Interloqué, le président se tait. D’habitude, dans ce genre de conversation, il est de bon ton de parler avec des fleurs, de faire des ronds de jambe, des patati-patata souriants et creux. Malheureusement, Moudubout a oublié qu’il fait face à des mercenaires, des soldats, des bandits. Non pas qu’il ne soit pas coutumier du genre, lui-même mériterait quelques gratifications pour actes répréhensibles perpétrés à l’encontre de son pays mais, simplement, il lui faudrait changer de ton. Et, pour une fois, le voilà en manque d’imagination. Il ne sait pas quoi dire, ce pauvre petit président ambitieux sans vrai plan pour l’avenir dont il parle sans conscience ! Voici un premier faux-pas qui risque de lui coûter cher.
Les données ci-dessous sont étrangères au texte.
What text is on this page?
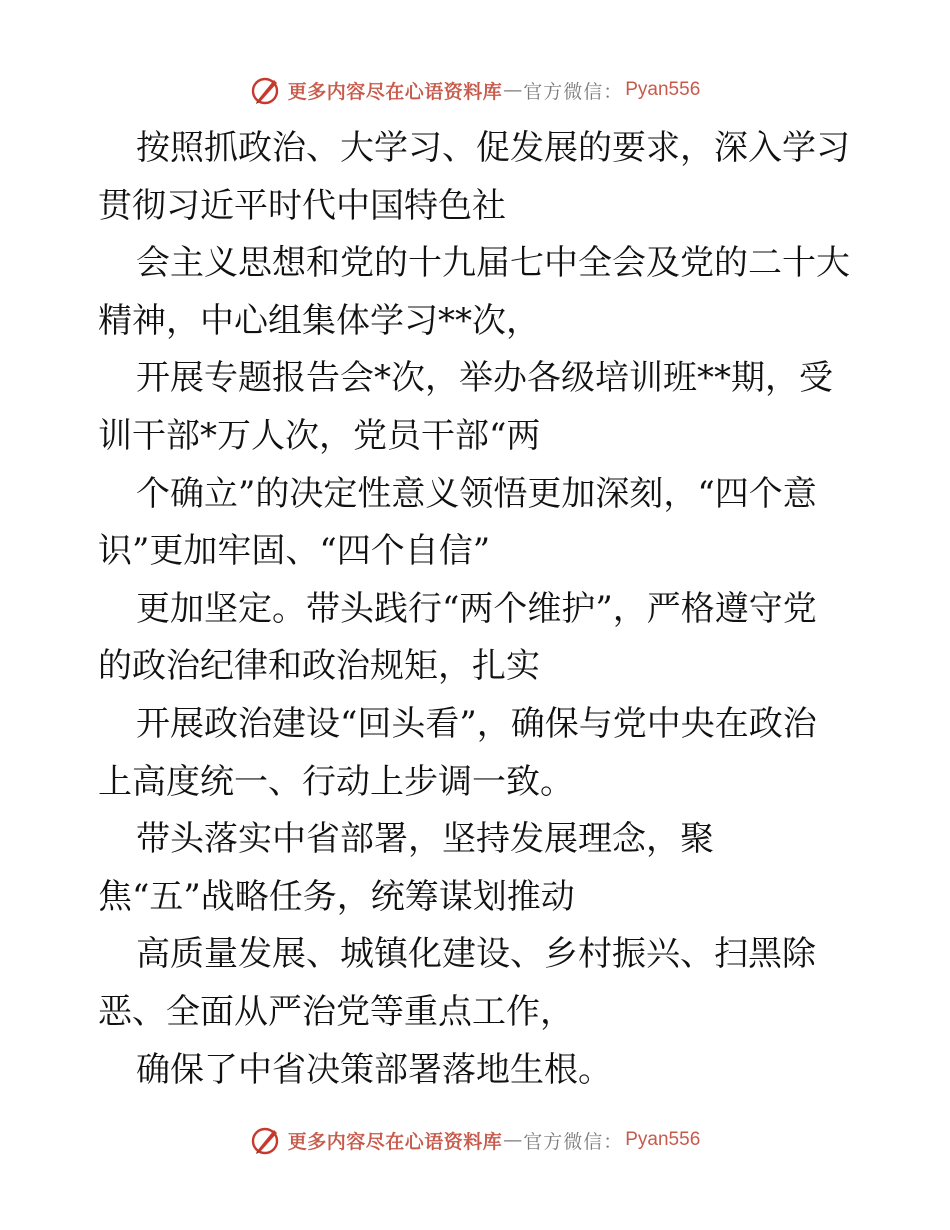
更多内容尽在心语资料库 — 官方微信： Pyan556
按照抓政治、大学习、促发展的要求，深入学习
贯彻习近平时代中国特色社
会主义思想和党的十九届七中全会及党的二十大
精神，中心组集体学习**次，
开展专题报告会*次，举办各级培训班**期，受
训干部*万人次，党员干部“两
个确立”的决定性意义领悟更加深刻，“四个意
识”更加牢固、“四个自信”
更加坚定。带头践行“两个维护”，严格遵守党
的政治纪律和政治规矩，扎实
开展政治建设“回头看”，确保与党中央在政治
上高度统一、行动上步调一致。
带头落实中省部署，坚持发展理念，聚
焦“五”战略任务，统筹谋划推动
高质量发展、城镇化建设、乡村振兴、扫黑除
恶、全面从严治党等重点工作，
确保了中省决策部署落地生根。
更多内容尽在心语资料库 — 官方微信： Pyan556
Et pas seulement à lui puisqu’en politique, la bêtise d’un seul ternie l’image de tous les autres… Et j’ai tellement raison de penser cela que les faits me donnent raison tout de suite !

Obi et Agent se consultent un instant du regard, font une grimace en soupirant puis, d’un signe, ordonnent le feu !
L’affaire est vite réglée…
Les mercenaires de l’espace, déjà en place et qui cernent donc l’auguste assemblée de terriens, redressent le museau de leurs armes en direction de leurs victimes puis…pressent la gâchette.
Les armes crachent des flots bleus qui se concentrent en une gigantesque bulle translucide au-dessus des hommes politiques. Fascinés, aucun ne pense à s’enfuir. Sans doute pensent-ils à un feu d’artifice d’un genre nouveau, tiré en leur honneur ?

Moi-même, je reste pétrifié face au spectacle et, si Adolphe ne s’était rué sur moi pour me forcer à partir à toutes jambes, je pense que je ferais aujourd’hui partie de l’énorme bloc de verre dans lequel sont enfermés tous les principaux hommes politiques du monde…

Les hommes de l’espace ont gagné la partie.
Pendant que nous courons tous les trois, j’ai attrapé Jojo par le col en bondissant hors de ma cachette, je pense avec effroi que nous allons bientôt tous mourir dans une catastrophe cosmique. Mon plan n’a finalement pas fonctionné. Même coupés de leur base, de leurs moyens de communication, ils nous sont infiniment supérieurs et cela suffit pour neutraliser des armées entières.

Pendant que nous courrons sans but précis, Adolphe me souffle, l’œil inquiet :

-    Tu sais…, fait-il en haletant, je crois…que nous allons passer…un sale quart d’heure !

Je suis incapable de lui répondre. Je me contente donc, entre deux grognements poussifs, de lui confirmer son sentiment par un regard éloquent. Un peu plus loin, il me fait signe de rentrer dans un sous-terrain. Nous n’avons plus qu’à nous terrer. Au moins pourrais-je reprendre mon souffle et me préparer à la fin.